Orang yang dipanggil ‘mas’ tadi heran.

“Apa? Komik? Bukannya masih ada di dalam?”

“Tapi yng sama dengan dengan yang mas bawa sudah gak ada.” Membuat cowok itu tembah heran.

“Ayolah Mas! Tolong, hanya tinggal ini saja mas yang ada!” memohon sambil menangkupkan kedua tangannya. Cowok itu malah tersenyum melihat gadis di depannya memohon-mohon.

“Maaf dik, aku tak bisa bantu. Soalnya buku ini mau aku berikan pada adikku!” jawabnya setelah senyum. Lalu pergi menuju motornya.

Masih dilihatnya cowok itu. Apalagi tas di bawanya dengan tatapan tak rela. Rara ingin sekali mengambil buku di tas itu. Lalu, “Loh, bukannya motor itu motor yang dulu?” mengingat-ingat. “Tapi pabrik tiakd buat Cuma satu kan?” tepisnya kemudian.

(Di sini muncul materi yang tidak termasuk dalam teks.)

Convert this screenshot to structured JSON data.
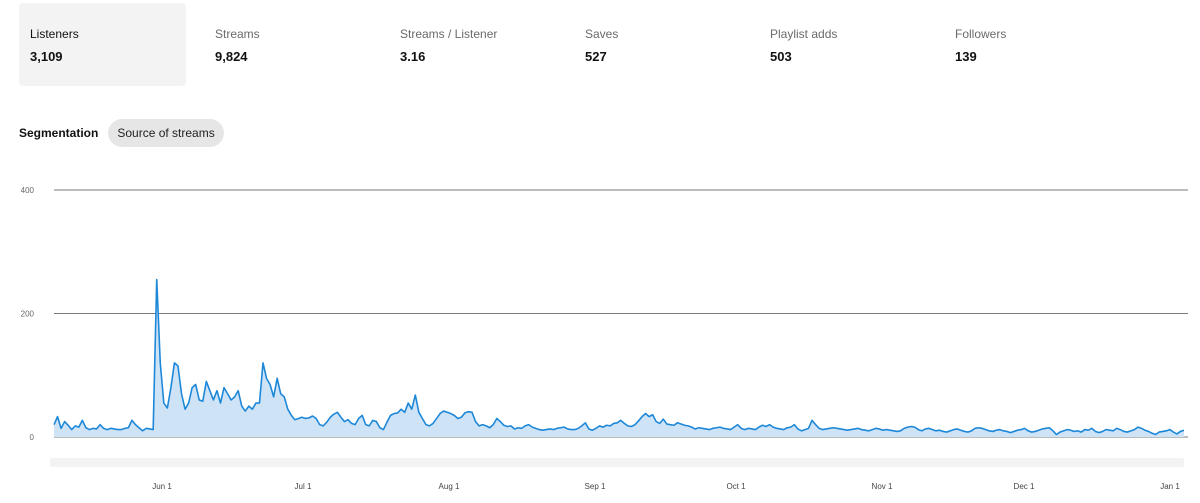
{
  "stats": [
    {
      "label": "Listeners",
      "value": "3,109"
    },
    {
      "label": "Streams",
      "value": "9,824"
    },
    {
      "label": "Streams / Listener",
      "value": "3.16"
    },
    {
      "label": "Saves",
      "value": "527"
    },
    {
      "label": "Playlist adds",
      "value": "503"
    },
    {
      "label": "Followers",
      "value": "139"
    }
  ],
  "segmentation": {
    "label": "Segmentation",
    "chip": "Source of streams"
  },
  "colors": {
    "line": "#1e88d8",
    "fill": "#cfe3f7",
    "grid": "#7a7a7a",
    "panel": "#f3f3f3"
  },
  "chart_data": {
    "type": "area",
    "x_start": "May 9",
    "x_end": "Jan 2",
    "ylim": [
      0,
      400
    ],
    "yticks": [
      0,
      200,
      400
    ],
    "xticks": [
      "Jun 1",
      "Jul 1",
      "Aug 1",
      "Sep 1",
      "Oct 1",
      "Nov 1",
      "Dec 1",
      "Jan 1"
    ],
    "grid": true,
    "series": [
      {
        "values": [
          20,
          33,
          14,
          25,
          19,
          12,
          18,
          16,
          27,
          15,
          12,
          14,
          13,
          20,
          14,
          12,
          14,
          13,
          12,
          12,
          14,
          15,
          27,
          20,
          15,
          10,
          14,
          13,
          12,
          255,
          120,
          55,
          47,
          80,
          120,
          115,
          70,
          45,
          55,
          80,
          85,
          60,
          58,
          90,
          75,
          60,
          75,
          55,
          80,
          70,
          60,
          65,
          75,
          50,
          42,
          50,
          45,
          55,
          55,
          120,
          95,
          85,
          65,
          95,
          70,
          65,
          45,
          35,
          28,
          30,
          32,
          30,
          31,
          34,
          30,
          20,
          18,
          24,
          32,
          37,
          40,
          32,
          25,
          28,
          22,
          20,
          30,
          35,
          20,
          18,
          27,
          25,
          15,
          12,
          24,
          35,
          38,
          39,
          45,
          40,
          55,
          45,
          68,
          40,
          30,
          20,
          18,
          22,
          30,
          38,
          42,
          40,
          38,
          35,
          30,
          32,
          39,
          41,
          40,
          25,
          18,
          20,
          18,
          15,
          20,
          30,
          25,
          19,
          17,
          18,
          13,
          15,
          14,
          18,
          20,
          16,
          14,
          12,
          11,
          12,
          13,
          12,
          14,
          15,
          16,
          13,
          12,
          12,
          14,
          18,
          23,
          13,
          11,
          14,
          18,
          16,
          19,
          18,
          22,
          23,
          27,
          22,
          18,
          17,
          20,
          26,
          33,
          38,
          33,
          36,
          25,
          22,
          29,
          21,
          20,
          19,
          23,
          21,
          19,
          18,
          16,
          13,
          15,
          14,
          13,
          12,
          14,
          15,
          16,
          14,
          13,
          12,
          16,
          20,
          14,
          12,
          14,
          13,
          12,
          16,
          19,
          17,
          20,
          16,
          14,
          13,
          12,
          15,
          16,
          20,
          13,
          10,
          12,
          14,
          27,
          20,
          14,
          12,
          13,
          14,
          15,
          14,
          13,
          12,
          11,
          12,
          13,
          14,
          12,
          11,
          10,
          12,
          14,
          13,
          11,
          12,
          11,
          10,
          9,
          10,
          14,
          16,
          17,
          16,
          12,
          10,
          13,
          14,
          12,
          10,
          11,
          9,
          8,
          10,
          12,
          13,
          11,
          9,
          8,
          10,
          14,
          15,
          14,
          12,
          10,
          9,
          11,
          12,
          10,
          9,
          7,
          9,
          11,
          12,
          14,
          10,
          8,
          9,
          11,
          13,
          14,
          15,
          10,
          4,
          8,
          10,
          12,
          11,
          9,
          10,
          8,
          12,
          11,
          14,
          9,
          7,
          9,
          12,
          11,
          10,
          14,
          12,
          9,
          8,
          10,
          12,
          16,
          14,
          11,
          9,
          6,
          4,
          8,
          9,
          10,
          12,
          8,
          5,
          9,
          11
        ]
      }
    ]
  }
}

Dengan tangan hampa Rara menuju ke tempat Iza menunggu. Pupus sudah keinginannya sudah di depan mata disambar orang duluan. Betapa kesal dan kecewanya perasaan Rara.

“Ra, gimana? Dapat?” tanya Iza.

“Dapat apa? Aku sudah mohon-mohon tapi dia tidak kasihan padaku!” jawabnya lesu. Lalu akhirnya mereka pulang.

 

 

Rara tak haya larut dalam kekecewaan yang lalu biarlah berlalu. Kini dia bersemangat lagi, yang lalu dilepaskannya. Sekarang Rara harus bersabar lagi untuk menunggu terbitnya buku itu.

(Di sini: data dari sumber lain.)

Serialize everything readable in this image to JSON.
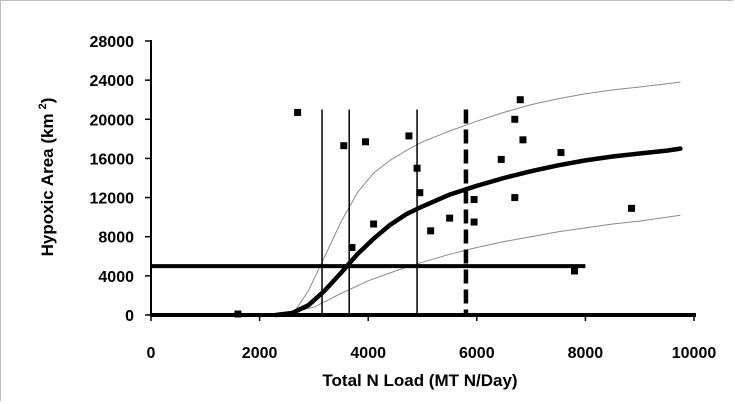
{
  "chart_data": {
    "type": "scatter",
    "xlabel": "Total N Load (MT N/Day)",
    "ylabel": "Hypoxic Area (km ²)",
    "ylabel_main": "Hypoxic Area (km",
    "ylabel_sup": "2",
    "ylabel_close": ")",
    "xlim": [
      0,
      10000
    ],
    "ylim": [
      0,
      28000
    ],
    "x_ticks": [
      0,
      2000,
      4000,
      6000,
      8000,
      10000
    ],
    "y_ticks": [
      0,
      4000,
      8000,
      12000,
      16000,
      20000,
      24000,
      28000
    ],
    "x_tick_labels": [
      "0",
      "2000",
      "4000",
      "6000",
      "8000",
      "10000"
    ],
    "y_tick_labels": [
      "0",
      "4000",
      "8000",
      "12000",
      "16000",
      "20000",
      "24000",
      "28000"
    ],
    "grid": false,
    "legend": "none",
    "points": [
      {
        "x": 1600,
        "y": 100
      },
      {
        "x": 2700,
        "y": 20700
      },
      {
        "x": 3550,
        "y": 17300
      },
      {
        "x": 3700,
        "y": 6900
      },
      {
        "x": 3950,
        "y": 17700
      },
      {
        "x": 4100,
        "y": 9300
      },
      {
        "x": 4750,
        "y": 18300
      },
      {
        "x": 4900,
        "y": 15000
      },
      {
        "x": 4950,
        "y": 12500
      },
      {
        "x": 5150,
        "y": 8600
      },
      {
        "x": 5500,
        "y": 9900
      },
      {
        "x": 5950,
        "y": 11800
      },
      {
        "x": 5950,
        "y": 9500
      },
      {
        "x": 6450,
        "y": 15900
      },
      {
        "x": 6700,
        "y": 12000
      },
      {
        "x": 6700,
        "y": 20000
      },
      {
        "x": 6800,
        "y": 22000
      },
      {
        "x": 6850,
        "y": 17900
      },
      {
        "x": 7550,
        "y": 16600
      },
      {
        "x": 7800,
        "y": 4500
      },
      {
        "x": 8850,
        "y": 10900
      }
    ],
    "series": [
      {
        "role": "fitted curve",
        "x": [
          2300,
          2600,
          2900,
          3200,
          3500,
          3800,
          4100,
          4400,
          4700,
          5000,
          5500,
          6000,
          6500,
          7000,
          7500,
          8000,
          8500,
          9000,
          9500,
          9750
        ],
        "values": [
          0,
          200,
          1000,
          2500,
          4300,
          6200,
          7800,
          9200,
          10300,
          11100,
          12300,
          13200,
          14000,
          14700,
          15300,
          15800,
          16200,
          16500,
          16800,
          17000
        ]
      },
      {
        "role": "upper confidence band",
        "x": [
          2600,
          2900,
          3200,
          3500,
          3800,
          4100,
          4400,
          4700,
          5000,
          5500,
          6000,
          6500,
          7000,
          7500,
          8000,
          8500,
          9000,
          9750
        ],
        "values": [
          0,
          2500,
          6000,
          9500,
          12500,
          14500,
          15800,
          16800,
          17700,
          18800,
          19800,
          20700,
          21500,
          22100,
          22600,
          23000,
          23300,
          23800
        ]
      },
      {
        "role": "lower confidence band",
        "x": [
          2400,
          3000,
          3500,
          4000,
          4500,
          5000,
          5500,
          6000,
          6500,
          7000,
          7500,
          8000,
          8500,
          9000,
          9750
        ],
        "values": [
          0,
          800,
          2200,
          3500,
          4500,
          5400,
          6200,
          6900,
          7500,
          8000,
          8500,
          8900,
          9300,
          9600,
          10200
        ]
      }
    ],
    "reference_lines": {
      "horizontal": {
        "y": 5000,
        "x_from": 0,
        "x_to": 8000
      },
      "vertical": [
        {
          "x": 3150,
          "style": "solid"
        },
        {
          "x": 3650,
          "style": "solid"
        },
        {
          "x": 4900,
          "style": "solid"
        },
        {
          "x": 5800,
          "style": "dashed"
        }
      ],
      "y_max": 21000
    }
  }
}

Dia berangkat ke sekolah dengan ceria. Semangat baru untuk hari baru.

Tak disangka, ternyata hari ini pulang lebih awal. Belum ada setetes keringat pun yang menetes sudah dipulangkan. Jadi Rara pulang lebih awal dan juga akan lama berada di rumah.

Ketika hampir tiba di rumah, Rara melihat oarng yang yang tak asing. Laju sepda Rara perlahan melambat. Orang itu mengenakan perlengkapan berkendara lengkap. Mulai dari helm, jaket, sarung tangan, bersepatu dan membawa tas. Dan dia melihat kehadiran Rara.

Rara menambah kecepatannya begitu melintas di depannya. “Sepertinya pernah lihat!” batin Rara. “Oh, yang waktu itu! Depan toko!” Rara menambah kecepatannya lagi.

Orang itu masih memperhatikan Rara. Saat ada orang melintas, segera di hentikannya.

“Maaf, Pak! Permisi. Saya mau tanya.” Katanya setelah membuka helm.

Setelah mendapatkan jawabannya dikenakannya lagi helm dan mulai mengendarai motornya. Cowok itu berhenti tepat di depan rumah Rara. Rara yang mengetahui kedatangannya langsung lari masuk rumah dan bergidik.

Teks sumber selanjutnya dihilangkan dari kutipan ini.